Em seu relatório semanal, a Commcor avalia que a extensão da apreciação do iene e seu efeito sobre o mercado de câmbio como um todo indica um “movimento orquestrado e de amplitudes globais” de realização de lucros com o “carry-trade”, e não simplesmente algo provocado pela suposta intervenção cambial no Japão. Na visão dos profissionais da corretora, o mercado pode estar se antecipando a uma postura mais dura do BoJ ao mesmo tempo em que outros bancos centrais de economias fortes, como o Federal Reserve (Fed), sinalizam que devem cortar juros em breve. Vale lembrar que o Banco Central Europeu e o Banco do Canadá, por exemplo, já iniciaram o processo de flexibilização monetária.
“Querendo ou não, os momentos de alta do iene foram acompanhados por alta em demais divisas de economias fortes, enquanto moedas de economias emergentes ‘pagavam a conta’ e caiam, a exemplo do real, que já está novamente pressionado e com momentos de dólar próximo a R$ 5,70”, diz a Commcor no relatório.
O Bank of America (BofA) foi um dos grandes players do mercado a pausar uma operação de carry-trade que apostava na valorização do real contra o iene. Na última quarta-feira, o banco americano interrompeu o negócio quando a moeda brasileira atingiu o nível de 28 ienes, após ter iniciado a operação quando o real era cotado a 29,9 ienes em 23 de abril.

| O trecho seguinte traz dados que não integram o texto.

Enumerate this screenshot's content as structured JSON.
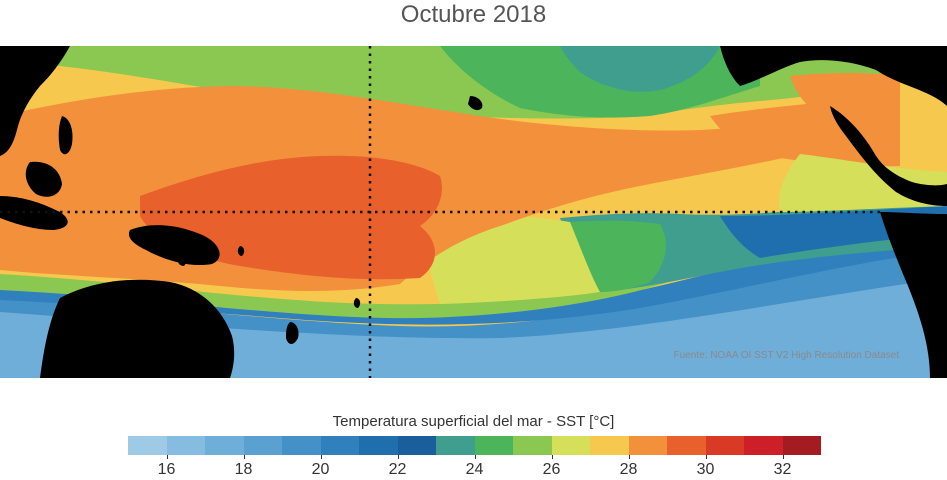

“O real continua significativamente subvalorizado diante de sólidos fundamentos – crescimento econômico robusto, inflação baixa, grandes superávits comerciais – mas provavelmente funcionará como um amortecedor dos possíveis riscos da política comercial em torno das eleições nos EUA”, dizem os estrategistas do BofA.
Na visão de Athanasios Vamvakidis e Claudio Piron, estrategistas que assinam o relatório semanal de câmbio do banco, os investidores podem ficar relutantes em retomar as operações de carry-trade com o iene mesmo depois que a correção esfriar, já que o mês de agosto promete ser de maior volatilidade à medida que se aproximam as eleições presidenciais nos Estados Unidos e mudanças na postura de grandes bancos centrais.
Para eles, os fundamentos que deram sustentação ao carry-trade no primeiro semestre permanecem, mas a correção em julho pode ter ocorrido porque muitos investidores entraram nas operações quando o iene já estava muito desvalorizado em relação ao dólar. “Tendo entrado na negociação a descoberto do iene tão tarde, até mesmo pequenos movimentos poderiam ter acionado o ‘stop loss’ (paralisação repentina de uma operação), principalmente para investidores de ‘real money’, que também tendem a ter posições maiores”, explicam Vamvakidis e Piron.